Autumn transforms the island into a furnace of color. Maples burn crimson, birches glow yellow, and the air crisps like apple skin. Visitors flock to see the leaves, but the real magic is in the quieter moments: a red squirrel burying acorns, frost etching patterns on a dock, the way the setting sun turns Beech Mountain’s slope into a patchwork of shadow and flame. Winter follows, hushed and severe. Snow muffles the roads. Ice sheathes the fir trees. The hardy few who stay embrace the solitude, skiing through silent woods or trudging to the general store, cheeks ruddy, breath pluming as they laugh about the cold.

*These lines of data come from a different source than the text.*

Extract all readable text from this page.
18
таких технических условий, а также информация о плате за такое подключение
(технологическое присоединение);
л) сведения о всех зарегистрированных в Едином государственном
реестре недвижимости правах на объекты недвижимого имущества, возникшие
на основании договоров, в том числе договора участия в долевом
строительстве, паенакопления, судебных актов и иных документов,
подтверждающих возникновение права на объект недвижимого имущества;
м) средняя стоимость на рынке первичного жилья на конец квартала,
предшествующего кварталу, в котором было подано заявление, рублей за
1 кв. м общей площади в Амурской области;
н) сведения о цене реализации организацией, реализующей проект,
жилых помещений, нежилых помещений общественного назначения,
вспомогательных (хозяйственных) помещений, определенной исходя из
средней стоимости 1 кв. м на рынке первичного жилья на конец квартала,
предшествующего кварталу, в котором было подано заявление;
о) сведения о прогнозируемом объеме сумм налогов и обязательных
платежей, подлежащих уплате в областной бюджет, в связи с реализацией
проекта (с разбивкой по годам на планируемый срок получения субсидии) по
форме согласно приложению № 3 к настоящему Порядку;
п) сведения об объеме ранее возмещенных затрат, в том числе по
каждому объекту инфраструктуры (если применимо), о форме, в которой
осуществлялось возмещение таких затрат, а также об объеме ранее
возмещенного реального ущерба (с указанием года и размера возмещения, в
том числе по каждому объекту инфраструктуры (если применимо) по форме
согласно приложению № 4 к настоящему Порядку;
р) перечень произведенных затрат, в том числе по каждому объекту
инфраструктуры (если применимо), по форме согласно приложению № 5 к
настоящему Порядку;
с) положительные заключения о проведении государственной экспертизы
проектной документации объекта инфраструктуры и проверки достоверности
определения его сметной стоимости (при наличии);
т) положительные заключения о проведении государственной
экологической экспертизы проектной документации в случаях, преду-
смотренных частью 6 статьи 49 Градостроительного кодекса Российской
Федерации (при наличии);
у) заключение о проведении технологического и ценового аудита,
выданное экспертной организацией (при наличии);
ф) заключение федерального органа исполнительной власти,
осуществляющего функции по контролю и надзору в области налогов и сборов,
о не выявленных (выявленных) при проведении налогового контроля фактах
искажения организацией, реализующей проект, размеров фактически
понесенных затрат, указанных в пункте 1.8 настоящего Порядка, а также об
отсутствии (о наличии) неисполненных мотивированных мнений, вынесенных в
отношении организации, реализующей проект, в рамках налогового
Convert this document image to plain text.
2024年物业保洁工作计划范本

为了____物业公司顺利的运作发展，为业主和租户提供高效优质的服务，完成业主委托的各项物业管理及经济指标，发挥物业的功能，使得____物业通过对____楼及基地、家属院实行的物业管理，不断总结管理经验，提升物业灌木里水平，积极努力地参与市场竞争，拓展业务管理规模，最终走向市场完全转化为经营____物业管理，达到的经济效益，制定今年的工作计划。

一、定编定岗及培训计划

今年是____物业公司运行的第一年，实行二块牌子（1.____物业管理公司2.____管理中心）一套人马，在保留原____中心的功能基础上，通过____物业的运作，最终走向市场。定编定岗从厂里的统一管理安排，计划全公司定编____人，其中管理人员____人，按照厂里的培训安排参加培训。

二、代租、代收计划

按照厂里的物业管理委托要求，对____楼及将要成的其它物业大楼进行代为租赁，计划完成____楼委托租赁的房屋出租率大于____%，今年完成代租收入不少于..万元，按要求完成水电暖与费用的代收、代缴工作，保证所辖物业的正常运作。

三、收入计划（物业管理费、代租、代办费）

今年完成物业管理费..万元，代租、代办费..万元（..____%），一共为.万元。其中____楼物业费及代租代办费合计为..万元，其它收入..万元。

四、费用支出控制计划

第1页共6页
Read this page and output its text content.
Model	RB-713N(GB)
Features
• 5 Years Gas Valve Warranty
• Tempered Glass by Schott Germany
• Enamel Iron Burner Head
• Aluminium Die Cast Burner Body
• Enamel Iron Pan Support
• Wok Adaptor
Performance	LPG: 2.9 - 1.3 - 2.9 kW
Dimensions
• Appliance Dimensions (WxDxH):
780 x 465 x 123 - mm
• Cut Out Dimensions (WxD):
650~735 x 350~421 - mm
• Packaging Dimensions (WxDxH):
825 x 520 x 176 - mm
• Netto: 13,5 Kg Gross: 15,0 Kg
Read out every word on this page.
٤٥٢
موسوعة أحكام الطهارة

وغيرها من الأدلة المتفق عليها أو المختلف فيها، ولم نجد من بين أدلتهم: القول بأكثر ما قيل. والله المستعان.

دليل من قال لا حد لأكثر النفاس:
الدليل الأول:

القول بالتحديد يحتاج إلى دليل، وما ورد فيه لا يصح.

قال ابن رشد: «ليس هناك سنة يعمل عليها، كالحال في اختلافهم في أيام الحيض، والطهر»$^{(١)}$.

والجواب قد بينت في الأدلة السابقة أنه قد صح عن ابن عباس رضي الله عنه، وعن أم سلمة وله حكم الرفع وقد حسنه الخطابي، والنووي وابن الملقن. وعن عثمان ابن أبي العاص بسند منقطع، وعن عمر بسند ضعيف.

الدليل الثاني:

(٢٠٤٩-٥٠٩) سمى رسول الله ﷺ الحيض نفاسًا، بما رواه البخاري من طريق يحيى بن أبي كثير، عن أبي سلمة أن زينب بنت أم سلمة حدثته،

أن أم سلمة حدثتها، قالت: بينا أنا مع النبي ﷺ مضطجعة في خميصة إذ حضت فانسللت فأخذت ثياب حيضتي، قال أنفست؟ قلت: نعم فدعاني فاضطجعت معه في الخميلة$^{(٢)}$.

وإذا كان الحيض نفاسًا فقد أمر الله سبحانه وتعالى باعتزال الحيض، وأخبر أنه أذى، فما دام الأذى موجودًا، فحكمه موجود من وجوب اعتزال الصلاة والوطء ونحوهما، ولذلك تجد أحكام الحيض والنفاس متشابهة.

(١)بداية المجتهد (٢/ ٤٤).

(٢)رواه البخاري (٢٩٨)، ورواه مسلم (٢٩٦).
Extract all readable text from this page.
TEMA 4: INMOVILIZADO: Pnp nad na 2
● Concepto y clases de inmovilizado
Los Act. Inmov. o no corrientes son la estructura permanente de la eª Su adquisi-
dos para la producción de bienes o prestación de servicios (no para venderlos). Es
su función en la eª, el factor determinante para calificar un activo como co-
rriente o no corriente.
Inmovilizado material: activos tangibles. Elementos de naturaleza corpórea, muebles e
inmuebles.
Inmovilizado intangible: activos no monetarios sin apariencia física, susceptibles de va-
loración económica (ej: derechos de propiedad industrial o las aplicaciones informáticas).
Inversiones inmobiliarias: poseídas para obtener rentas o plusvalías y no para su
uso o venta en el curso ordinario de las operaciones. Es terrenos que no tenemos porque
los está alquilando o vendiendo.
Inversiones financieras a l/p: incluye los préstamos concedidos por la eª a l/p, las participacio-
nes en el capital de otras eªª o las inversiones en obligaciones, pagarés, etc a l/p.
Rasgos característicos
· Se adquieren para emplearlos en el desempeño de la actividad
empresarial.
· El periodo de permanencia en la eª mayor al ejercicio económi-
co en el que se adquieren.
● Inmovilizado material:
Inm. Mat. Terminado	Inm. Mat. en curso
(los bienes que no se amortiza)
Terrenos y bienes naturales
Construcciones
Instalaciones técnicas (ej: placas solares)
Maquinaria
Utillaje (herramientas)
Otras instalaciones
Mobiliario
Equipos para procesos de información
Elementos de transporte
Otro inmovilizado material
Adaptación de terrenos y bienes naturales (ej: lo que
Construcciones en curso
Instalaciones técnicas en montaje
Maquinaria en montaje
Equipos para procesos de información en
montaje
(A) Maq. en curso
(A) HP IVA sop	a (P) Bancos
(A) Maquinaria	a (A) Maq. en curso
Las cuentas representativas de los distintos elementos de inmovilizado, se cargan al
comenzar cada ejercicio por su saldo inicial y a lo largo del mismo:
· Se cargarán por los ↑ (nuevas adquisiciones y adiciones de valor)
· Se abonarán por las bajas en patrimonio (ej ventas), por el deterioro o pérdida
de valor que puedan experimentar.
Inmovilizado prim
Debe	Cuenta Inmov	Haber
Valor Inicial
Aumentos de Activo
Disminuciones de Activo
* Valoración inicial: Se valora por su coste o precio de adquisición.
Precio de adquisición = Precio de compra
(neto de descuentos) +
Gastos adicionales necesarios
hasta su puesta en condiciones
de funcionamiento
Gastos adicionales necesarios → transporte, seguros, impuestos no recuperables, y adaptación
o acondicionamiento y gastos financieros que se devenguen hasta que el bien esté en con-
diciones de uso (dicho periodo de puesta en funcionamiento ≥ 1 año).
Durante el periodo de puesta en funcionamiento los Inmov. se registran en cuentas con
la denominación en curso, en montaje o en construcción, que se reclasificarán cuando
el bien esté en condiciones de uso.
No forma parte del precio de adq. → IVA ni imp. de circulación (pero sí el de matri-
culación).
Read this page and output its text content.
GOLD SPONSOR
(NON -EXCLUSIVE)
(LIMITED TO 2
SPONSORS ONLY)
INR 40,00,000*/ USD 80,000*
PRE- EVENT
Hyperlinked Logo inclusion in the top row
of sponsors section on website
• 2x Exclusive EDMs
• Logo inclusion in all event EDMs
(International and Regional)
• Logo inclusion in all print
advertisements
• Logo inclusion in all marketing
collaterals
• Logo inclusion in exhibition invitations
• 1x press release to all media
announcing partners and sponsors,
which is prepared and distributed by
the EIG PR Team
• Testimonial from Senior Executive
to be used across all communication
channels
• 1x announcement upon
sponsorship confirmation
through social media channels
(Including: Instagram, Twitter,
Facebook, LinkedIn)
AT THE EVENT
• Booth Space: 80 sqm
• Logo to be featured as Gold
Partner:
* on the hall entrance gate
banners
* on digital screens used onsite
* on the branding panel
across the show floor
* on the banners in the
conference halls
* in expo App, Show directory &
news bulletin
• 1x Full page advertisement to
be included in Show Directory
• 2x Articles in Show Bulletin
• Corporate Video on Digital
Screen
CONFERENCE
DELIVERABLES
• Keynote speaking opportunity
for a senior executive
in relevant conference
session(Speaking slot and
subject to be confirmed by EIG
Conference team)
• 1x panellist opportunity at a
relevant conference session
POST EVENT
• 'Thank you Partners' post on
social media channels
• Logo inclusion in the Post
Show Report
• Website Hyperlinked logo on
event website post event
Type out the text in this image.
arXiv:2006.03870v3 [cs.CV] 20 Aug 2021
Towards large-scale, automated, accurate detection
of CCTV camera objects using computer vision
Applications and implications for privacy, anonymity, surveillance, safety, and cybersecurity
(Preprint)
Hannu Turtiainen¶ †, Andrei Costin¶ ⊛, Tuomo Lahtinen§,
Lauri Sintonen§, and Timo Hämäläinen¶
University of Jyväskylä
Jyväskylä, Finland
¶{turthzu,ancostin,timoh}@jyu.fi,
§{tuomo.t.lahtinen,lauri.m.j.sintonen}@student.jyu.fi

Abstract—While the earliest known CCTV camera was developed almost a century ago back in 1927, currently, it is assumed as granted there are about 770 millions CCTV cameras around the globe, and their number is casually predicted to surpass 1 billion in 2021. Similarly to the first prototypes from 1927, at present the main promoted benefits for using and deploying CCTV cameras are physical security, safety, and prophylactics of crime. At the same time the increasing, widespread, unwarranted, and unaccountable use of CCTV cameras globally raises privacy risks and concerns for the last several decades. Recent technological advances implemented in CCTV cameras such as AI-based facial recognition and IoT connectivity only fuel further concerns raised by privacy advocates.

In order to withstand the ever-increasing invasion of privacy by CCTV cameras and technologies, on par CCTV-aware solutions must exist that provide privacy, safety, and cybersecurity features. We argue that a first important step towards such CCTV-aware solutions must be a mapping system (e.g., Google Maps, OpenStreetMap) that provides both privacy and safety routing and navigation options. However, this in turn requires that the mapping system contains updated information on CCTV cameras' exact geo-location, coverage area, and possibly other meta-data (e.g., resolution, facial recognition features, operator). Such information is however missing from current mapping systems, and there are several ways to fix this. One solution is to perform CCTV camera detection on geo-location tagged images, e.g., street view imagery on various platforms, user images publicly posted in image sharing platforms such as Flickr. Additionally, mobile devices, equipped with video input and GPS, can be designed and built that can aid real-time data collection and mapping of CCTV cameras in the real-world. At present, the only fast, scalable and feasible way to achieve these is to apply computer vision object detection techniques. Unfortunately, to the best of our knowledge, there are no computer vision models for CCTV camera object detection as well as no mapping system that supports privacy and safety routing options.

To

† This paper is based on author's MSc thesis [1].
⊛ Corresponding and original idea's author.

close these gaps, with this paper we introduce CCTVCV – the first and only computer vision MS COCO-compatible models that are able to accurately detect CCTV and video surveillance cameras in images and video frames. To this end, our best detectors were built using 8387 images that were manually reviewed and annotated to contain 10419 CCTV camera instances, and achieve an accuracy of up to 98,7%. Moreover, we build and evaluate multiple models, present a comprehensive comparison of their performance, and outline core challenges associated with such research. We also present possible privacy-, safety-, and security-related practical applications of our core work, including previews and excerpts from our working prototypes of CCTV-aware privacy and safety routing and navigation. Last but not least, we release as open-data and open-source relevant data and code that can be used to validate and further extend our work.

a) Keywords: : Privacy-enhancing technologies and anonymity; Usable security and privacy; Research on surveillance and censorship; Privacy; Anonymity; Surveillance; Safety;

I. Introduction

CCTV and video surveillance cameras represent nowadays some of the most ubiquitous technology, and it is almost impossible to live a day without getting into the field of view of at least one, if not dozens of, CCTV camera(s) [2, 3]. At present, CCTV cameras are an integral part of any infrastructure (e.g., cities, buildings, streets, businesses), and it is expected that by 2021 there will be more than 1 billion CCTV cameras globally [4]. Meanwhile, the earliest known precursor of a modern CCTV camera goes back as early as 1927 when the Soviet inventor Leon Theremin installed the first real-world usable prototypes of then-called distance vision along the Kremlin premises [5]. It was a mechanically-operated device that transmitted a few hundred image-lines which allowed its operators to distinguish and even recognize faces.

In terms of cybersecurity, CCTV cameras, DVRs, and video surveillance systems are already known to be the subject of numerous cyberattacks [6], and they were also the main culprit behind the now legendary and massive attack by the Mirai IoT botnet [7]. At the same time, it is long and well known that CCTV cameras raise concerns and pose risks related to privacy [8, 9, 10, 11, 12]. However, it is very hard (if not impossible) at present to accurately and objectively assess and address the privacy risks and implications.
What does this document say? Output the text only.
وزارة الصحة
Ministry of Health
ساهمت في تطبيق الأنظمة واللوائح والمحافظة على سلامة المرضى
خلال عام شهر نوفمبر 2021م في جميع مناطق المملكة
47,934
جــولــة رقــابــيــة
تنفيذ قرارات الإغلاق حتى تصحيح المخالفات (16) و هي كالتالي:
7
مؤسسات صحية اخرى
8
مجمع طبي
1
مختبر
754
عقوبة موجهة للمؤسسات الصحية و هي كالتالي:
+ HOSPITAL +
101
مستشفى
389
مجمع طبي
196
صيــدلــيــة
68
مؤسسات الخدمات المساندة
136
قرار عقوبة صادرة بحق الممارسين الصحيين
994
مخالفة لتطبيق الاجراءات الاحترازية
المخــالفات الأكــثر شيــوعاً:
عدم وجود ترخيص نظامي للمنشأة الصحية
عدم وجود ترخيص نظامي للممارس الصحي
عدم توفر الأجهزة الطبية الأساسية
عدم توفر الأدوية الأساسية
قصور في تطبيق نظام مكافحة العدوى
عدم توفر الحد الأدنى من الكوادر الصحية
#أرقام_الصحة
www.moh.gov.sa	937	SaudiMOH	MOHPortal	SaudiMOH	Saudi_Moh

What lingers, though, beyond the scenery, is the sense of community. At the farmers market in Somesville, a woman sells wild blueberry jam and asks about your drive. In Bernard, a boatbuilder pauses his work to explain how cedar bends. Even the island’s history feels alive, in the stone walls built by farmers long gone, in the Abbe Museum’s artifacts that whisper of the Wabanaki people who paddled these waters centuries before colonizers came. There’s a humility here, a recognition that humans are temporary guests in a landscape that endures.

To leave Mount Desert is to carry a question: How do places shape us? The island offers no easy answers, just the echo of waves and the memory of light on rock. It insists, quietly, that beauty is not passive. It asks you to notice, to step carefully, to hold the world with both hands.